Pioneering Railroad, Oceanic and Plane ELectrification with 1K Energy Storage Systems
PROPEL-1K aims to develop emission-free, high-energy, and high-power energy storage solutions to electrify domestic aircraft, railroad, and ships. Projects must achieve energy density targets of so-called “1K” technologies that equal or exceed 1,000 watt-hours per kilogram and 1,000 watt-hours per liter at the end of life and at the net energy storage system level. Electrochemical and chemical solutions developed in the PROPEL-1K program must be distinct from traditional energy storage and battery solution strategies to achieve the ambitious high energy density targets.
The program will have two categories: A and B. Projects in Category A will target energy storage for electrifying regional flights by achieving greater peak power and continuous power capability with a higher cost base. Projects in Category B will aim for energy storage solutions for railroad and ship transit that require lower peak power and continuous power capability with a reduced levelized cost.

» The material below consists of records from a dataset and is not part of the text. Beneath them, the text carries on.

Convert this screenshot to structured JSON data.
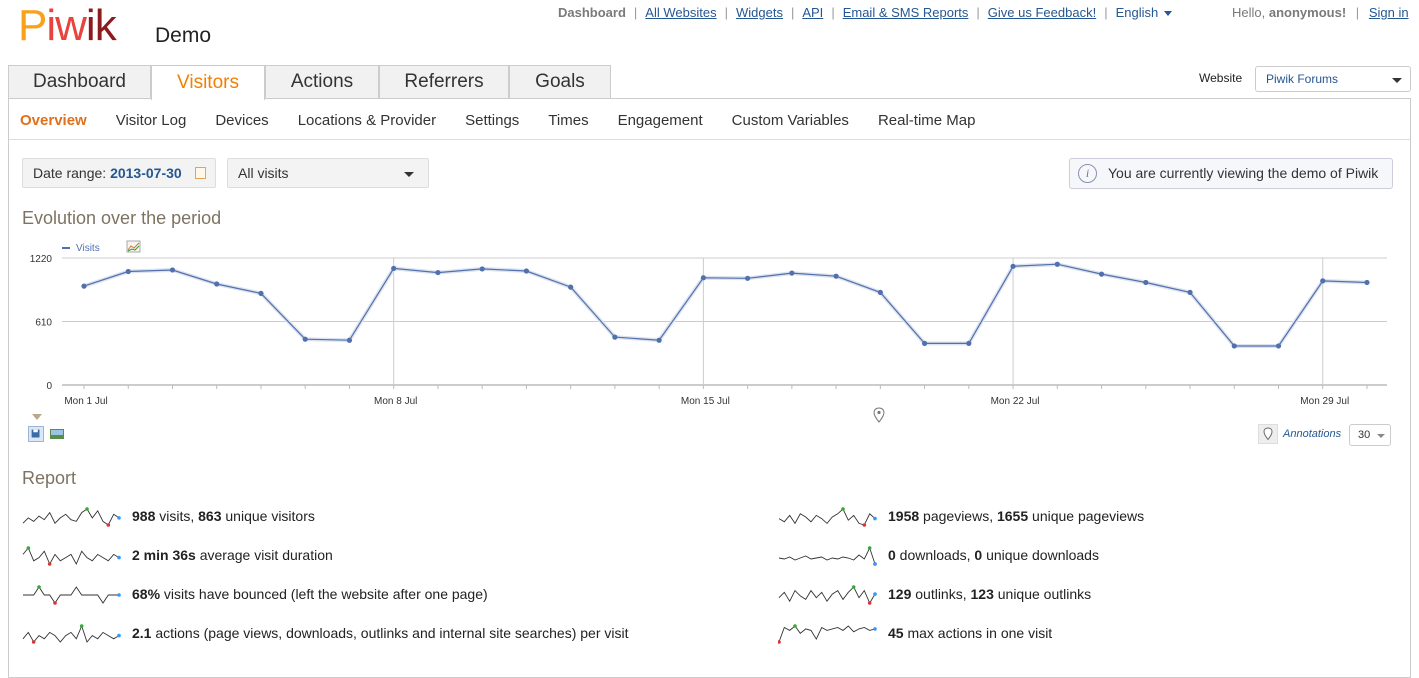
{
  "header": {
    "logo": {
      "p1": "P",
      "p2": "iw",
      "p3": "ik"
    },
    "site_name": "Demo",
    "nav": [
      "Dashboard",
      "All Websites",
      "Widgets",
      "API",
      "Email & SMS Reports",
      "Give us Feedback!"
    ],
    "language": "English",
    "hello_prefix": "Hello,",
    "user": "anonymous!",
    "signin": "Sign in"
  },
  "tabs": [
    "Dashboard",
    "Visitors",
    "Actions",
    "Referrers",
    "Goals"
  ],
  "active_tab": "Visitors",
  "website": {
    "label": "Website",
    "selected": "Piwik Forums"
  },
  "subnav": [
    "Overview",
    "Visitor Log",
    "Devices",
    "Locations & Provider",
    "Settings",
    "Times",
    "Engagement",
    "Custom Variables",
    "Real-time Map"
  ],
  "date": {
    "label": "Date range:",
    "value": "2013-07-30"
  },
  "segment": {
    "selected": "All visits"
  },
  "notice": "You are currently viewing the demo of Piwik",
  "evolution_title": "Evolution over the period",
  "annotations": {
    "label": "Annotations",
    "period": "30"
  },
  "chart_data": {
    "type": "line",
    "series": [
      {
        "name": "Visits",
        "values": [
          950,
          1090,
          1105,
          970,
          880,
          440,
          430,
          1120,
          1080,
          1115,
          1095,
          940,
          460,
          430,
          1030,
          1025,
          1075,
          1045,
          890,
          400,
          400,
          1140,
          1160,
          1065,
          985,
          890,
          375,
          375,
          1000,
          985
        ]
      }
    ],
    "x_tick_labels": [
      "Mon 1 Jul",
      "Mon 8 Jul",
      "Mon 15 Jul",
      "Mon 22 Jul",
      "Mon 29 Jul"
    ],
    "y_ticks": [
      0,
      610,
      1220
    ],
    "ylim": [
      0,
      1220
    ],
    "grid": true,
    "legend": "top-left",
    "color": "#5170ae"
  },
  "report": {
    "title": "Report",
    "left": [
      {
        "parts": [
          {
            "b": "988"
          },
          {
            "t": " visits, "
          },
          {
            "b": "863"
          },
          {
            "t": " unique visitors"
          }
        ],
        "spark": [
          6,
          9,
          7,
          10,
          8,
          12,
          6,
          9,
          11,
          8,
          7,
          12,
          14,
          9,
          13,
          7,
          5,
          11,
          9
        ]
      },
      {
        "parts": [
          {
            "b": "2 min 36s"
          },
          {
            "t": " average visit duration"
          }
        ],
        "spark": [
          12,
          14,
          10,
          11,
          13,
          9,
          12,
          10,
          11,
          12,
          9,
          13,
          11,
          10,
          12,
          11,
          10,
          12,
          11
        ]
      },
      {
        "parts": [
          {
            "b": "68%"
          },
          {
            "t": " visits have bounced (left the website after one page)"
          }
        ],
        "spark": [
          11,
          11,
          11,
          12,
          11,
          11,
          10,
          11,
          11,
          11,
          12,
          11,
          11,
          11,
          11,
          10,
          11,
          11,
          11
        ]
      },
      {
        "parts": [
          {
            "b": "2.1"
          },
          {
            "t": " actions (page views, downloads, outlinks and internal site searches) per visit"
          }
        ],
        "spark": [
          10,
          12,
          9,
          11,
          10,
          12,
          11,
          9,
          11,
          12,
          10,
          14,
          9,
          11,
          10,
          12,
          11,
          10,
          11
        ]
      }
    ],
    "right": [
      {
        "parts": [
          {
            "b": "1958"
          },
          {
            "t": " pageviews, "
          },
          {
            "b": "1655"
          },
          {
            "t": " unique pageviews"
          }
        ],
        "spark": [
          9,
          7,
          11,
          6,
          12,
          10,
          7,
          11,
          9,
          6,
          10,
          12,
          15,
          8,
          11,
          6,
          5,
          12,
          9
        ]
      },
      {
        "parts": [
          {
            "b": "0"
          },
          {
            "t": " downloads, "
          },
          {
            "b": "0"
          },
          {
            "t": " unique downloads"
          }
        ],
        "spark": [
          10,
          9,
          11,
          8,
          10,
          12,
          9,
          10,
          11,
          8,
          10,
          9,
          11,
          10,
          8,
          13,
          9,
          20,
          4
        ]
      },
      {
        "parts": [
          {
            "b": "129"
          },
          {
            "t": " outlinks, "
          },
          {
            "b": "123"
          },
          {
            "t": " unique outlinks"
          }
        ],
        "spark": [
          8,
          11,
          6,
          12,
          9,
          7,
          12,
          8,
          11,
          6,
          10,
          12,
          7,
          11,
          14,
          8,
          12,
          5,
          10
        ]
      },
      {
        "parts": [
          {
            "b": "45"
          },
          {
            "t": " max actions in one visit"
          }
        ],
        "spark": [
          4,
          14,
          12,
          15,
          10,
          13,
          12,
          6,
          14,
          12,
          13,
          14,
          12,
          15,
          11,
          13,
          14,
          12,
          13
        ]
      }
    ]
  }
}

If successful, PROPEL-1K technologies will electrify regional flights traveling as far as 1,000 miles with up to 100 people, all North American railroads, and all vessels operating exclusively in U.S. territorial waters. PROPEL-1K energy storage technologies will achieve greater than 4 times energy density improvement compared to incumbent technologies.
The transportation sector is the largest contributor to the country’s greenhouse gas emissions, and aircraft, trains, and ships generate approximately 13% of the sector’s annual emissions. Energy consumption may increase as much as 50% globally between now and 2050, and electrifying transportation will be an essential part of achieving our net zero carbon goal.
While existing battery chemistries have been sufficient to make widespread electrification of passenger vehicles possible, technologies for electrifying domestic aircraft, railroad, and ships remain elusive. Energy storage for these heavy-duty vehicles and vessels must charge rapidly, achieve exceptional longevity and safety even in harsh conditions, and operate continuously over long periods. The extraordinary challenges posed by electrifying aircraft, railroad, and ships means the traditional energy storage device “playbook” must be discarded.
Historically, energy storage devices have developed and commercialized over extended timelines. While the fundamental mechanisms for lithium-ion batteries were discovered in the 1970s, the first commercial lithium-ion product did not emerge until 1991. An additional 20 years was needed for lithium-ion batteries to achieve the energy and cost required to become a leading option for electric vehicles. Assuming that “1K” technologies are possible, development needs to begin now to realize meaningful impact toward the 2050 net zero climate goal.
Developing zero-emission energy storage solutions for domestic aircraft, railroad, and ships would have the following impacts:
Domestic electricity generation will power heavy-duty vehicles and vessels instead of fuels, increasing energy independence and security.
"All-electric” aircraft, railroads, and ships will promote the country’s net-zero goal and reduce the transportation sector’s share of U.S. greenhouse gas emissions.
Energy storage at lower costs than incumbent solutions will encourage widespread adoption for all commercial transportation.